Peter MacKay, startujący w wyborach na lidera federalnej partii konserwatywnej, zapowiada, że pójdzie w torotnońskiej paradzie równości. Powiedział, że już zwrócił się do organizatorów marszu o pozwolenie na uczestnictwo. Jeśli je dostanie i wygra wybory na lidera – które odbędą się 27 czerwca, dzień przed paradą – będzie pierwszym przewodniczącym federalnych konserwatystów biorącym udział w tego typu imprezie LGBTQ.
Parady równości są ważne, powiedział MacKay. Żyjemy w świecie, w którym orientacja seksualna i tożsamość płciowa wciąż są narzędziem ucisku tyranów i bigotów. W Kanadzie mamy to szczęście, że społeczeństwo jest bardziej tolerancyjne, wykazuje więcej akceptacji i zrozumienia, ale wciąż jest wiele rzeczy do zrobienia.

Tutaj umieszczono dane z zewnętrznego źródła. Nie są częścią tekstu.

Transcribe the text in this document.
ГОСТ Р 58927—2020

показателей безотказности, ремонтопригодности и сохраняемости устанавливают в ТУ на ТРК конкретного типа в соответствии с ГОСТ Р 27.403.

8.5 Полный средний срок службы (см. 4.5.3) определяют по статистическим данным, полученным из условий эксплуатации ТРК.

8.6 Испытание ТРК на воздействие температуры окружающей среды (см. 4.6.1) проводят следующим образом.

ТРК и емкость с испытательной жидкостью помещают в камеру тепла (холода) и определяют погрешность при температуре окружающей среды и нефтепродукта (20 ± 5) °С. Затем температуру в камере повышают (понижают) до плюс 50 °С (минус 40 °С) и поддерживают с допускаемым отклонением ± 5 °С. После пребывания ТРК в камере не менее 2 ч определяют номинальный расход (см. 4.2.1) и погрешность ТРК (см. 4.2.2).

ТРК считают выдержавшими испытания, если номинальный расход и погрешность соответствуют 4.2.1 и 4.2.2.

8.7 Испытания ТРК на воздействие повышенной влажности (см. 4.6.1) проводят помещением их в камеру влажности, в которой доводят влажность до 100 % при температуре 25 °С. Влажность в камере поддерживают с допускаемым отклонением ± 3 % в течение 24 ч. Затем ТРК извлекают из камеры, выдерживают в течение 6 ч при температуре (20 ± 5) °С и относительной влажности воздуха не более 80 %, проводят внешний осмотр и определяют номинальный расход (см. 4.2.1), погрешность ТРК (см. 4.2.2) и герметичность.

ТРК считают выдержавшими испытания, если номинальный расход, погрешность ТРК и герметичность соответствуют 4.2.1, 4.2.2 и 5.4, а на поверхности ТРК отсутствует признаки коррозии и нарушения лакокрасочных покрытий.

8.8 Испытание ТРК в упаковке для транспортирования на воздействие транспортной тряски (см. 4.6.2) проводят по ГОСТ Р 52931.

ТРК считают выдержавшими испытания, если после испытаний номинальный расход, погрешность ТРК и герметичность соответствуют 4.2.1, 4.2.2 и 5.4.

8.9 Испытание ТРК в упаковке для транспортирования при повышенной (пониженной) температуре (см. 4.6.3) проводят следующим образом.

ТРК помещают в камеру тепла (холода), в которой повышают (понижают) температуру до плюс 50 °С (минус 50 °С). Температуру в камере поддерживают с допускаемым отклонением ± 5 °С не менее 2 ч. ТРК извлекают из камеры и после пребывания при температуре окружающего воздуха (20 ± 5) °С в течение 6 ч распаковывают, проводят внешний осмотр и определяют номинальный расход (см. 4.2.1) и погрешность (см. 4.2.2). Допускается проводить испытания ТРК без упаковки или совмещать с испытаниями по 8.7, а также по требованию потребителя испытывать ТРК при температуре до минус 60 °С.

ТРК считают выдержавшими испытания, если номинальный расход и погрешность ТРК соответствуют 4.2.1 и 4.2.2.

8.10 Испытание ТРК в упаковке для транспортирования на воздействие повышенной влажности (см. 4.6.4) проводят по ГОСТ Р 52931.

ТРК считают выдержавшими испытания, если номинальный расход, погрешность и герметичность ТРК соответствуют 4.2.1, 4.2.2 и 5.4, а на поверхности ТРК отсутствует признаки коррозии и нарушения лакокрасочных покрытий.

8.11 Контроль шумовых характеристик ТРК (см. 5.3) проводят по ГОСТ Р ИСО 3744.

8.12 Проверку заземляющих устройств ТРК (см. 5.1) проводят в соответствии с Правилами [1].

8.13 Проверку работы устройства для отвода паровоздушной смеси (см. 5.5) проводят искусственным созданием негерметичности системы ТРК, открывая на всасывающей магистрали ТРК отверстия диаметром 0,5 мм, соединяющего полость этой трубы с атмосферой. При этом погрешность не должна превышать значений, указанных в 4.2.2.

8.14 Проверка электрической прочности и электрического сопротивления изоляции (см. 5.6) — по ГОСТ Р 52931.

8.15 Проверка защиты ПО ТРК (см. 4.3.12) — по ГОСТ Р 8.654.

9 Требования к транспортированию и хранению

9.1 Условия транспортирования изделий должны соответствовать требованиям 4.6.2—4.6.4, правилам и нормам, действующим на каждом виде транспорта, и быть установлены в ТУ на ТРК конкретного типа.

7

MacKay od dawna był bardziej przychylny “małżeństwom” homoseksualnym niż inni politycy konserwatywni. W 2006 roku był jednym z nielicznych ministrów, którzy zagłosowali przeciwko rządowej rezolucji przywrócenia tradycyjnej definicji małżeństwa.
Polityk mówi, że krytyka ze strony konserwatystów społecznych nie będzie go dziwić. Ale stwierdził, że na potępienie udziału w paradzie równości nie ma żadnego kontrargumentu.

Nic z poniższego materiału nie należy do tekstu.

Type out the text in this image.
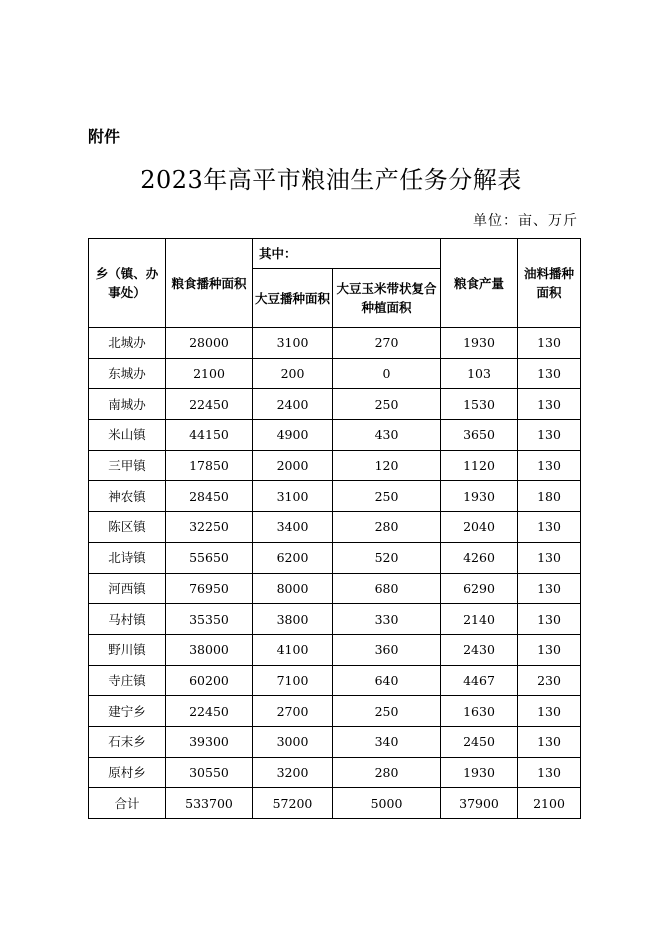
附件
2023年高平市粮油生产任务分解表
单位：亩、万斤
乡（镇、办事处）	粮食播种面积	其中：		粮食产量	油料播种面积
		大豆播种面积	大豆玉米带状复合种植面积		
北城办	28000	3100	270	1930	130
东城办	2100	200	0	103	130
南城办	22450	2400	250	1530	130
米山镇	44150	4900	430	3650	130
三甲镇	17850	2000	120	1120	130
神农镇	28450	3100	250	1930	180
陈区镇	32250	3400	280	2040	130
北诗镇	55650	6200	520	4260	130
河西镇	76950	8000	680	6290	130
马村镇	35350	3800	330	2140	130
野川镇	38000	4100	360	2430	130
寺庄镇	60200	7100	640	4467	230
建宁乡	22450	2700	250	1630	130
石末乡	39300	3000	340	2450	130
原村乡	30550	3200	280	1930	130
合计	533700	57200	5000	37900	2100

Andrew Scheer nigdy nie uczestniczył w paradzie i też był krytykowany. Niektórzy zarzucali mu, że nie uznaje równości praw mniejszości seksualnych w Kanadzie.
Erin O’Toole, poseł z Ontario, który również będzie ubiegał się o stanowisko lidera konserwatystów, również wyraził chęć pomaszerowania w paradzie równości. Zaznaczył jednak, że nie będzie to parada w Toronto, ponieważ nie zgadza się z zasadami organizatorów, którzy wykluczają możliwość uczestnictwa umundurowanych policjantów.